Severity: Requiring surgery as part of disease management
- Male or female patients aged ≥18 years or local legal age at signing of informed consent
- Patient has a documented diagnosis of Crohn’s Disease confirmed by endoscopic biopsy
- Patient undergoes laparoscopic ileocecal resection within 72 hours prior to first dose
- Patient discontinues from all medications related to the treatment of Crohn’s Disease after surgery
- Patient is capable of swallowing tablets within 72 hours after surgery
- Patient must agree to contraception requirements
- Patient must not have active perianal Crohn’s Disease
- Patient has applicable safety labs within normal limit parameters
- Phase 2a
- Patients will be consented and eligibility will be confirmed.
- Study drug or placebo will be dosed within 3 days after surgery, and continued for 6 months when a colonoscopy will be performed to assess how many patients remain in remission.
- During this time there are 6 study visits and a 30 day Safety Follow Up visit.
- To assess drug safety and tolerability, clinical visits with blood and stool collections will be performed periodically in the 6 month time frame, either in-person or virtually utilizing Home Healthcare and a telemedicine virtual visit to minimize inconvenience.
- Patient related outcomes including abdominal pain and stool frequency as well as study drug compliance will be monitored using a hand held device.

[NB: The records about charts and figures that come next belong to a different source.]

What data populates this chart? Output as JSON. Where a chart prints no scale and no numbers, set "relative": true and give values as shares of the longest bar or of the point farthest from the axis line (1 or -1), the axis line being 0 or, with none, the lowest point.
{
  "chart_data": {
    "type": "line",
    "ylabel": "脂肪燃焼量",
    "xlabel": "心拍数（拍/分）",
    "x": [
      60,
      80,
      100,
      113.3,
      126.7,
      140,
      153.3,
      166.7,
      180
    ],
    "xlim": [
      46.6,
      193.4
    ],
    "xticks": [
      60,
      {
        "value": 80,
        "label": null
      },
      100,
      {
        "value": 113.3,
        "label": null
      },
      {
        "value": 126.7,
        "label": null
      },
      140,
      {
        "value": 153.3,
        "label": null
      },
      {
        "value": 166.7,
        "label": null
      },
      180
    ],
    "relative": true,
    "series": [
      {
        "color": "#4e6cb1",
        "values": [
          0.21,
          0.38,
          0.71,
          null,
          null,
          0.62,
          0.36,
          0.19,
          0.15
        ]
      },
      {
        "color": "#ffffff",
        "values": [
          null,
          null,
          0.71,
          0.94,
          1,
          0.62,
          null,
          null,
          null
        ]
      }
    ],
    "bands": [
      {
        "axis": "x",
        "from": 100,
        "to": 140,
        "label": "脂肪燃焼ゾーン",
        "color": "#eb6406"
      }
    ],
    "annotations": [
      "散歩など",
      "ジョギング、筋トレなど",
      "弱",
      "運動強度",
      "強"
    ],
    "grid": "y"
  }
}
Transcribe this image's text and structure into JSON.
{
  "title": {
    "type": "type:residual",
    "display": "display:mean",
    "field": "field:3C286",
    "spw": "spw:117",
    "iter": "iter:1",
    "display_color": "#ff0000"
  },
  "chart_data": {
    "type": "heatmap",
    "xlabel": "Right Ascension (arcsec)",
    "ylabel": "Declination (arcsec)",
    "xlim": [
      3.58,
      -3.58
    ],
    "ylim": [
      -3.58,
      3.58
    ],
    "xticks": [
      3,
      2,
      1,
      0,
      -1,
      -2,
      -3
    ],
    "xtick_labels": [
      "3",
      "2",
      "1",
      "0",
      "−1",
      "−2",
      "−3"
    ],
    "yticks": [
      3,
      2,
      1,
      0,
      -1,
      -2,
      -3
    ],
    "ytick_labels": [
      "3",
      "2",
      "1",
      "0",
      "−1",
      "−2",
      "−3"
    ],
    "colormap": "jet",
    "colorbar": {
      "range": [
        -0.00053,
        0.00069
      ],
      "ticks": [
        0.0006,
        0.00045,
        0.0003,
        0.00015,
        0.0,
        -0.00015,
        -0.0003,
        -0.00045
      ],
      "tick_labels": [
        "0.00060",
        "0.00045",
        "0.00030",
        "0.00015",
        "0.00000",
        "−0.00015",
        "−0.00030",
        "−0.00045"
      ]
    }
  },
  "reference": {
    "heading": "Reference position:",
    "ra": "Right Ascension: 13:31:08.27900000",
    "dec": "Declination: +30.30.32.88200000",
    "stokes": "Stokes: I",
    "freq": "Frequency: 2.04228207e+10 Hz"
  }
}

Description of treatment or intervention (mechanism of action):
- TAK018 is a small molecule that has the potential to block a group of bacteria present in the gut that might be triggering inflammation seen in Crohn’s Disease.
- The site of drug action is in the lumen of the gut and very small amount of the drug enters the circulation.
- Unlike antibiotics, TAK018 does not kill bacteria or regulate the patient’s immune system.
- If successful, this will offer a novel approach to prevent disease recurrence after surgery.
- TAK-018 is a tablet which is taken orally (by mouth).
- It is being evaluated as a possible treatment for CD.
- A number of factors are involved in causing CD.
- An imbalance of the types of bacteria that live inside the gut is one of those factors.
- TAK-018 works by blocking a type of gut bacteria that enters the bowel wall.
- The bacteria then may trigger and sustain the ongoing inflammation and bowel wall damage seen in CD.
Patient Participation Requirements
- Patients should discuss the study with their doctor to review eligibility for study participation.
Possible risks and side effects:
- TAK018 is under investigation for safety and tolerability.
- To date no side effects attributable to the drug have been identified.